Maddi fiillere ilişkin vekalet sözleşmesinde vekalet verenin ya da vekilin iflası ile sözleşme kendiliğinden sona ermez. Zira vekilin ya da vekalet verenin iflası malvarlığı üzerindeki tasarruf yetkisini kaldırmakla birlikte tarafların ehliyetini etkilememektedir. Ancak bu durumda da iflas nedeniyle güveni zedelenen tarafın sözleşmeyi haklı nedenle tek taraflı olarak sona erdirme imkânı devam etmektedir.
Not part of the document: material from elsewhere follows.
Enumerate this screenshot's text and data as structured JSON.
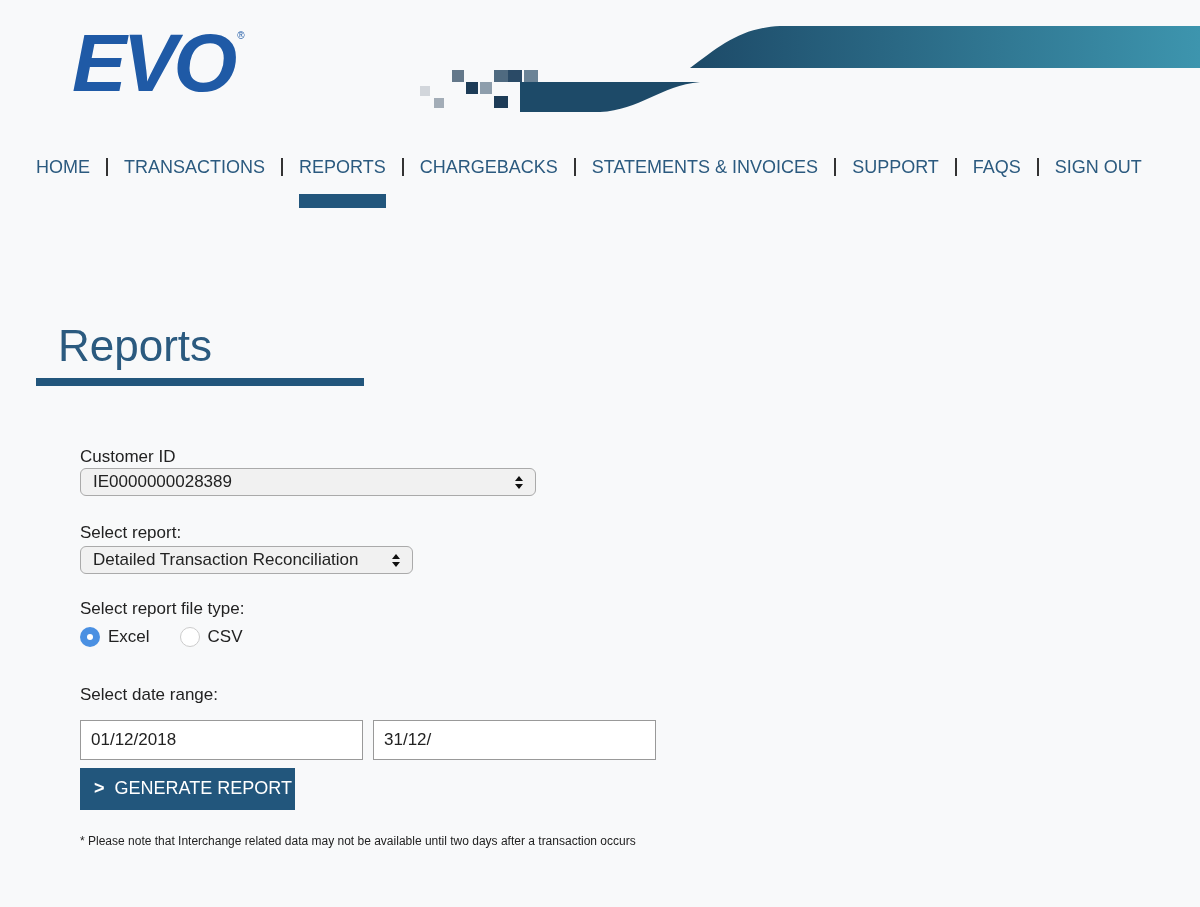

Simsarlık sözleşmesi, maddi fiillere ilişkin vekaletin özel bir çeşididir. TBK m. 520 hükmü uyarınca simsar taraflar arasında bir sözleşme kurulması imkânını hazırlar veya kurulmasına aracılık etmeyi üstlenir. Simsarın iflas etmesinin maddi fiil niteliğinde olan aracılık faaliyetini engelleyeceği düşünülemez. Ancak temelinde güven ilişkisi barındıran simsarlık sözleşmesinde simsarın iflas etmesi iş sahibinin güvenini zedeleyebilir. Bu durumda simsarın iflas etmesi işin niteliği gereği sözleşmeyi kendiliğinden sona erdirmeyecek ancak iş sahibinin sözleşmeyi tek taraflı sona erdirme hakkı için bir zemin hazırlayacaktır.

Simsarın aracılık faaliyeti ile sözleşme kurulması halinde ücret ödeme borcu altına girecek olan iş sahibinin iflas etmesi halinde ise sözleşme kendiliğinden sona erecektir. Çünkü iş sahibinin iflas etmesi halinde malvarlığı üzerindeki tasarruf yetkisi ortadan kalkacak ve iflas idaresine geçecektir. Bu suretle müflis iş sahibi, simsarın aracılık faaliyeti ile kurduğu sözleşme sonucu ödemekle yükümlü olduğu ücreti ödeyemeyecektir.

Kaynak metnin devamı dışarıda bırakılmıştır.